Si punta il dito anche su una «medicina di base che non sempre appare pienamente “collaborativa”, perché spesso capita di accettare pazienti inviati dal proprio medico di medicina generale al solo scopo di eseguire esami strumentali che, se prenotati tramite Cup, non permetterebbero di arrivare a una diagnosi entro breve, per colpa delle lunghissime liste di attesa. Tutti i pazienti che il Cup non accetta vengono inviati automaticamente e erroneamente in PS». Ricordano i consiglieri che «superare la lista d’attesa in ospedale è possibile: la legge lo consente ed è un diritto di ogni ammalato. Chi è costretto ad aspettare tempi superiori rispetto a quelli stabiliti dalla legge per una visita medica specialistica o un esame diagnostico, può chiedere che la stessa prestazione gli venga fornita nell’ambito dell’attività libero professionale intramuraria (anche detta intramoenia) del singolo medico, senza costi aggiuntivi rispetto al ticket già pagato. Impegno di Regione e Asur dovrebbe essere riorganizzare le modalità di accesso alle prestazioni ambulatoriali, anche differenziando i primi accessi da quelli successivi e individuando spazi differenziati per l’erogazione delle prestazioni, secondo tempi dettati da criteri di priorità clinica (Urgente a 72 ore, Breve a 10 giorni, Differibile a 30-90 giorni, Programmata a 180 giorni)».
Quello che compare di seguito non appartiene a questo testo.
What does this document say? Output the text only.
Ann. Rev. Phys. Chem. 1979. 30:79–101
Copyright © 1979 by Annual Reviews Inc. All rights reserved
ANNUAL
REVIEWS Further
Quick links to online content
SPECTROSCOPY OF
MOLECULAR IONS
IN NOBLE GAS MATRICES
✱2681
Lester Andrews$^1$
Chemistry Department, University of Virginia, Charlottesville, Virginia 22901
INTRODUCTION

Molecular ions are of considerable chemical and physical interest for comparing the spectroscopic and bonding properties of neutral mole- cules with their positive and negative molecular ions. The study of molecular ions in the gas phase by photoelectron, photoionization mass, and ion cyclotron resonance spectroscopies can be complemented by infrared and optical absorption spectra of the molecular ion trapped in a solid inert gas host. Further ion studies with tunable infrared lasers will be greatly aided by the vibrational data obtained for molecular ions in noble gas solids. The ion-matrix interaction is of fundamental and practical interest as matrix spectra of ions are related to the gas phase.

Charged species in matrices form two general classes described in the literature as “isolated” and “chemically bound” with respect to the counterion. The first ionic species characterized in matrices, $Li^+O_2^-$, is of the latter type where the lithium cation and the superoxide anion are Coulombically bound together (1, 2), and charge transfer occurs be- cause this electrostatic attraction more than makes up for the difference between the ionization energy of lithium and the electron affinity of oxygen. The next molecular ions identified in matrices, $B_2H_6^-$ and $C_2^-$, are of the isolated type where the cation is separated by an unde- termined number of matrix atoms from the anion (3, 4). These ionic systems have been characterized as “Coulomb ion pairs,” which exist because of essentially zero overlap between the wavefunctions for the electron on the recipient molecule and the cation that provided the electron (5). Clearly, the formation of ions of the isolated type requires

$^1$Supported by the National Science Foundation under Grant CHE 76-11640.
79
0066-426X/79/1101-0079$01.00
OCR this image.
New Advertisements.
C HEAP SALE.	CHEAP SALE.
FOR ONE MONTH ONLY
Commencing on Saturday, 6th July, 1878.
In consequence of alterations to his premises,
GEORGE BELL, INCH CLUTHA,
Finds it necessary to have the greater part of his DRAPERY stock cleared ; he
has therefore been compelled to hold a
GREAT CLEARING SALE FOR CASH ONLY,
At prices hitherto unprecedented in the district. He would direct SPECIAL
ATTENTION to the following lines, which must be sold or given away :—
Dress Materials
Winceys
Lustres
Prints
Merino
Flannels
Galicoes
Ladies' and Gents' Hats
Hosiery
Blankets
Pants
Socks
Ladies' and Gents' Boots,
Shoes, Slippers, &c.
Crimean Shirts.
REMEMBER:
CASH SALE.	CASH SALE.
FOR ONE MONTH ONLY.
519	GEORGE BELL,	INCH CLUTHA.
Infine i posti letto. «Il tasso di posti letto è stato portato al 3,7 per mille abitanti. L’ambito territoriale di Jesi è costituito da 21 Comuni, e il bacino di utenza è di circa 102.000 abitanti, per un territorio di 673 Kmq. In base a tali numeri, la dotazione dei posti letto del “Carlo Urbani” dovrebbe essere di 377 (quello di Jesi è l’unico ospedale di riferimento di tutta la Vallesina). L’insufficienza dei posti letto comporta una inevitabile ricaduta sul Pronto Soccorso. Le giornate di degenza spesso risultano eccessive. A volte si tratta di pazienti realmente non dimissibili, altre volte invece si ha a che fare con pazienti che necessitano di essere presi in carico da strutture residenziali che in zona sono presenti ma purtroppo risultano insufficienti e poco ricettive per una popolazione sempre più anziana, dotata di pluripatologie e che non può essere gestita a domicilio».
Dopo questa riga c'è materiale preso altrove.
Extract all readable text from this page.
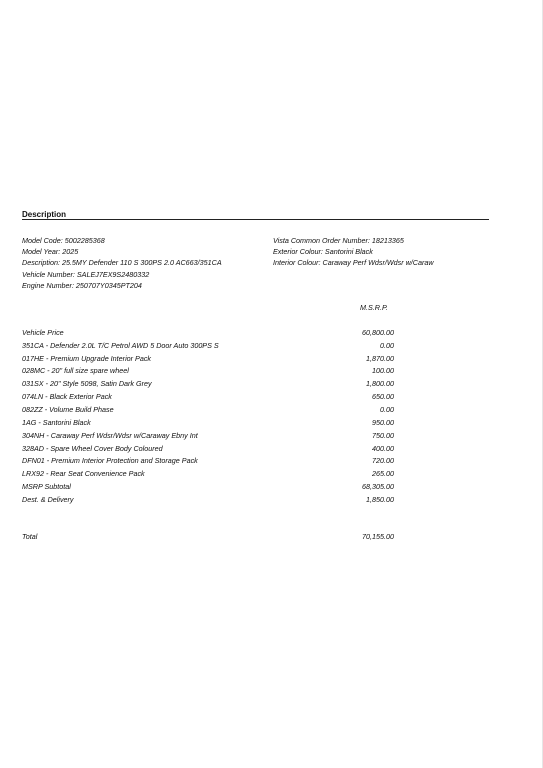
Description
Model Code: 5002285368
Model Year: 2025
Description: 25.5MY Defender 110 S 300PS 2.0 AC663/351CA
Vehicle Number: SALEJ7EX9S2480332
Engine Number: 250707Y0345PT204
Vista Common Order Number: 18213365
Exterior Colour: Santorini Black
Interior Colour: Caraway Perf Wdsr/Wdsr w/Caraw
M.S.R.P.
Vehicle Price	60,800.00
351CA - Defender 2.0L T/C Petrol AWD 5 Door Auto 300PS S	0.00
017HE - Premium Upgrade Interior Pack	1,870.00
028MC - 20" full size spare wheel	100.00
031SX - 20" Style 5098, Satin Dark Grey	1,800.00
074LN - Black Exterior Pack	650.00
082ZZ - Volume Build Phase	0.00
1AG - Santorini Black	950.00
304NH - Caraway Perf Wdsr/Wdsr w/Caraway Ebny Int	750.00
328AD - Spare Wheel Cover Body Coloured	400.00
DFN01 - Premium Interior Protection and Storage Pack	720.00
LRX92 - Rear Seat Convenience Pack	265.00
MSRP Subtotal	68,305.00
Dest. & Delivery	1,850.00
Total	70,155.00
Infine «Alle lunghe attese di alcuni pazienti in PS contribuisce anche il fatto che il personale medico-infermieristico è chiamato a dedicare gran parte del suo tempo e della sua attenzione a tutto ciò che rientra nella sfera dell’Emergenza/Urgenza, accantonando momentaneamente tutte le problematiche minori, in particolare quelle che non sono assolutamente pertinenti all’ambito del PS stesso. Si apprende dai giornali della fuga di medici e infermieri dal P.S. di Jesi, una scelta che preoccupa e quasi obbligata per colpa di un carico di lavoro enorme (spesso insostenibile), a cui evidentemente non si è data una risposta pienamente adeguata. Va evidenziata anche la situazione di carenze riguardanti ad esempio il reparto di Bronco Pneumologia. La guardia medica posta all’interno della struttura ospedaliera potrebbe contribuire alla definizione della gravità degli accessi, smistando gli utenti che necessitano di una immediata diagnostica, ed evitando ad altri l’accesso al pronto soccorso, con la prescrizione da subito di cure adeguate. Vanno inoltre implementati percorsi di fast track e la disponibilità di diagnostica con orari più ampi rispetto all’attuale situazione».